# Sale Bill for Mervil Newlan's Estate, Large Bicycle Collection. Arthur, Illinois May 14, NO BUYERS FEES or SALES Tax. Called the Auctioneer to verify!



## Bikes62557 (Apr 12, 2022)




----------



## Freqman1 (Apr 13, 2022)

Third time it’s been posted!


----------



## Bikes62557 (Apr 14, 2022)

Sale Bill for Sale of Mervil Newlan's Bicycle Collection. Also not listed will be many parts and accessories that it is estimated would fill over six (6) heaping pick up truck loads. Mervil had a house and three large garages full of vintage bicycles plus parts and accessories. Illinois auctions have NO sales tax and there is NO buyers fees.


----------



## J-wagon (Apr 14, 2022)

Wow! I'd go if I was nearby.


----------



## jammer (Apr 16, 2022)

I think we should be keeping it low key, just saying, ha. Cats out of the bag.


----------



## nick tures (May 14, 2022)

anyone get anything ?


----------



## babycalfs (May 18, 2022)

Hey all, 
This is probably a good excuse to make my first post on here but I'm hoping if anyone picked anything up at the auction, it went to a good home that will truly appreciate it. If anyone has pics, feel free to post them. Mervil was my grandfather and I grew up living next door to him and all these bikes and more-- he actually downsized a lot over the past couple decades. Family were required to publicly bid at this auction as well, and while I wish I could have kept more of his treasures in the family, I couldn't afford it. I focused on five bikes that I felt represented his interests and was prepared to have no limit on them. I may have set the tone of the auction when I spent $3100 for the first Krate with zero regrets. I'm pleased to say I scooped up the five I wanted including the '68 Orange Krate, 2 Black Phantoms (1951/1953), a 1955 Red Phantom, and a Green Phantom that just needs some love. I finally got them up to my house on Sunday so I can officially say that I've been a vintage bike collector for 3 days now, lol. I do a lot of endurance cycling on my two Specialized road bikes but never got into the vintage stuff until the last few months when I started doing research to try and keep some of his stuff in the family. Pretty sure I overpaid on the ones I got but I'm ok with that because at least I got them and have no desire to sell them at any price. I'd like to be more active on here and may post them in some of the channels when I start to clean them up. He had a lot of them, I think the final count was around 380 bikes at the auction.


----------



## GTs58 (May 18, 2022)

babycalfs said:


> Hey all,
> This is probably a good excuse to make my first post on here but I'm hoping if anyone picked anything up at the auction, it went to a good home that will truly appreciate it. If anyone has pics, feel free to post them. Mervil was my grandfather and I grew up living next door to him and all these bikes and more-- he actually downsized a lot over the past couple decades. Family were required to publicly bid at this auction as well, and while I wish I could have kept more of his treasures in the family, I couldn't afford it. I focused on five bikes that I felt represented his interests and was prepared to have no limit on them. I may have set the tone of the auction when I spent $3100 for the first Krate with zero regrets. I'm pleased to say I scooped up the five I wanted including the '68 Orange Krate, 2 Black Phantoms (1951/1953), a 1955 Red Phantom, and a Green Phantom that just needs some love. I finally got them up to my house on Sunday so I can officially say that I've been a vintage bike collector for 3 days now, lol. I do a lot of endurance cycling on my two Specialized road bikes but never got into the vintage stuff until the last few months when I started doing research to try and keep some of his stuff in the family. Pretty sure I overpaid on the ones I got but I'm ok with that because at least I got them and have no desire to sell them at any price. I'd like to be more active on here and may post them in some of the channels when I start to clean them up. He had a lot of them, I think the final count was around 380 bikes at the auction.

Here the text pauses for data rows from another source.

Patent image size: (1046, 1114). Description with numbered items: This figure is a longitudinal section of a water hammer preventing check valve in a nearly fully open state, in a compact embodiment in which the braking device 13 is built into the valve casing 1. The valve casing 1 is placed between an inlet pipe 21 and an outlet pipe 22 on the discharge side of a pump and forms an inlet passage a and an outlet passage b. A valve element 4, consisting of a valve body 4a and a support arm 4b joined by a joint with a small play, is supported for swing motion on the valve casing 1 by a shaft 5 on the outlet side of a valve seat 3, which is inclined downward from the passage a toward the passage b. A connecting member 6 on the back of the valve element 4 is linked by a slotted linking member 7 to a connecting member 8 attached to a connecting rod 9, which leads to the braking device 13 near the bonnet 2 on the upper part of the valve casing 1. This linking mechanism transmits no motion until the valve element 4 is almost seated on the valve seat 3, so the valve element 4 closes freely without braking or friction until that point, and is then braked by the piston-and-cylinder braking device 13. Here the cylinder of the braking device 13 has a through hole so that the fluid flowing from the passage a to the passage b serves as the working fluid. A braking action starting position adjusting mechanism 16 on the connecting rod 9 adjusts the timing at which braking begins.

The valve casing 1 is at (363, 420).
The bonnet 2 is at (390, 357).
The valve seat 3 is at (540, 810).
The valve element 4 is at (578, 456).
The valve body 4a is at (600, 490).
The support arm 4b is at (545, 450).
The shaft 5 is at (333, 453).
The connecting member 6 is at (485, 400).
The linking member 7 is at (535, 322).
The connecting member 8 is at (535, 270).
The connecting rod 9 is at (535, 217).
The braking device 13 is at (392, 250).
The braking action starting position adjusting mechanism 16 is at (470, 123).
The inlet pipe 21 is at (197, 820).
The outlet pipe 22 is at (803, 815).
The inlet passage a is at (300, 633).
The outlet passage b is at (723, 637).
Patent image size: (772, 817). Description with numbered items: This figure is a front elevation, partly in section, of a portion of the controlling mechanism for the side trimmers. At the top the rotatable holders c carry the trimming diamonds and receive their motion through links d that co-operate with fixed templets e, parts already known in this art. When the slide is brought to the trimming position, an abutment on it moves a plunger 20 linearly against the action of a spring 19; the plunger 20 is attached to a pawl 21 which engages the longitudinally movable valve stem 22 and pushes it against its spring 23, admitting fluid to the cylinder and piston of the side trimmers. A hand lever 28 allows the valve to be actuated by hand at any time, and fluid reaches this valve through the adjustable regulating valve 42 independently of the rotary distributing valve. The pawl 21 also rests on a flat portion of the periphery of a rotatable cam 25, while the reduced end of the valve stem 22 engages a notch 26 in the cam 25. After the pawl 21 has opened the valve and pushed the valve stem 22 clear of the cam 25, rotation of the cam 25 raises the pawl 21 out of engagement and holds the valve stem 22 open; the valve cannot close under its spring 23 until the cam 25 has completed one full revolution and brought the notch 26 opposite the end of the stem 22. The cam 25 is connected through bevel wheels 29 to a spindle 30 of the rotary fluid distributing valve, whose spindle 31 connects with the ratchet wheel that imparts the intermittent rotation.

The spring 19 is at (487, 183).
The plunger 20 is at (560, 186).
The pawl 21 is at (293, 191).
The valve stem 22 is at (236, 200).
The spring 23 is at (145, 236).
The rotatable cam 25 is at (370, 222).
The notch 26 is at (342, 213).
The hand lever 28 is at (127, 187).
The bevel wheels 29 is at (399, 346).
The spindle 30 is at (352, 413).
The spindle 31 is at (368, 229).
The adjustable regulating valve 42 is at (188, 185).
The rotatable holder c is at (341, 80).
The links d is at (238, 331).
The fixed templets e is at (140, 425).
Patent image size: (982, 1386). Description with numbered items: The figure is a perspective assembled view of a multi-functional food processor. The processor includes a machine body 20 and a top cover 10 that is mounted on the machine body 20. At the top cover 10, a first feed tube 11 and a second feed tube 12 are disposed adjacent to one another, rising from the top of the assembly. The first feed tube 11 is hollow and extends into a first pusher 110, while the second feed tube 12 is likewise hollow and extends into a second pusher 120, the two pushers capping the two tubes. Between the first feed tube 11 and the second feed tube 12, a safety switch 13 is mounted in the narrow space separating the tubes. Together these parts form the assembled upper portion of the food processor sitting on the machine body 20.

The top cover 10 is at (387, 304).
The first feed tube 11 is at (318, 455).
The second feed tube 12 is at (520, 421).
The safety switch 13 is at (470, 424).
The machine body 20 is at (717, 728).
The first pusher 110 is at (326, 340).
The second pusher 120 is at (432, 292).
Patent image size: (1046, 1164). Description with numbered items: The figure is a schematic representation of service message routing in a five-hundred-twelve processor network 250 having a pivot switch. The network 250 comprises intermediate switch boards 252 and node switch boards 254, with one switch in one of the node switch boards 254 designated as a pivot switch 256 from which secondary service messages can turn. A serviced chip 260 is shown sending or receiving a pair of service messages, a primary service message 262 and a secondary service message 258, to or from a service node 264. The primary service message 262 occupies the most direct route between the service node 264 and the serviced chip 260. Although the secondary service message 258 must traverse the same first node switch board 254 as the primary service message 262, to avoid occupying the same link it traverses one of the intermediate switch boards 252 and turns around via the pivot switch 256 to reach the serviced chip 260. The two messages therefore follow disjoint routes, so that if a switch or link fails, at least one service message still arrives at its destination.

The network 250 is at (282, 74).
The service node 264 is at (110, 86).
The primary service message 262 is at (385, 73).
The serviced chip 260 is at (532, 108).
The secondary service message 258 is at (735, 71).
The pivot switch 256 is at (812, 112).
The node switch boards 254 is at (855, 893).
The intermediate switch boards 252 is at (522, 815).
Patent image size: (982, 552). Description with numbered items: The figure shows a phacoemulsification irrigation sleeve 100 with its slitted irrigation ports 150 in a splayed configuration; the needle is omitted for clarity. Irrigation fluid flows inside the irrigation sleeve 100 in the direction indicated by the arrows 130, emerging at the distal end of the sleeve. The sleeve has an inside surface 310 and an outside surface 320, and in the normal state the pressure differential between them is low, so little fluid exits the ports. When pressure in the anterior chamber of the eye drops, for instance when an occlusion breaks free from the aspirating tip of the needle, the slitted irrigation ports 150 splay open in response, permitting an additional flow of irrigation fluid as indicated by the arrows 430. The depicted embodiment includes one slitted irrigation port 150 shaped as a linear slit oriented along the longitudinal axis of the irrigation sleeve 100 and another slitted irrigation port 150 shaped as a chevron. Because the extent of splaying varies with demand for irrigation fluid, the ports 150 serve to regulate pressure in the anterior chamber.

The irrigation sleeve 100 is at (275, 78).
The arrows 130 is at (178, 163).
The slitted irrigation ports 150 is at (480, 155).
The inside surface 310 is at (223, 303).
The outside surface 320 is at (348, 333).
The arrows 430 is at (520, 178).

Welcome to the Cabe @babycalfs !


----------



## sworley (May 18, 2022)

Glad you found this place, @babycalfs. I'm the guy who you've been in touch with over on the Schwinn forums. This forum is much more lively. 

So glad you were able to get the bikes you wanted! Bummer about the family greed but glad to see you prevaled.


----------



## Freqman1 (May 18, 2022)

Welcome to the CABE!


----------



## babycalfs (May 18, 2022)

sworley said:


> Glad you found this place, @babycalfs. I'm the guy who you've been in touch with over on the Schwinn forums. This forum is much more lively.
> 
> So glad you were able to get the bikes you wanted! Bummer about the family greed but glad to see you prevaled.



yooo, good to see you over here. Yeah, I may switch over here. Seems to be a lot more active and much easier to navigate and post on. Appreciate your feedback through all this


----------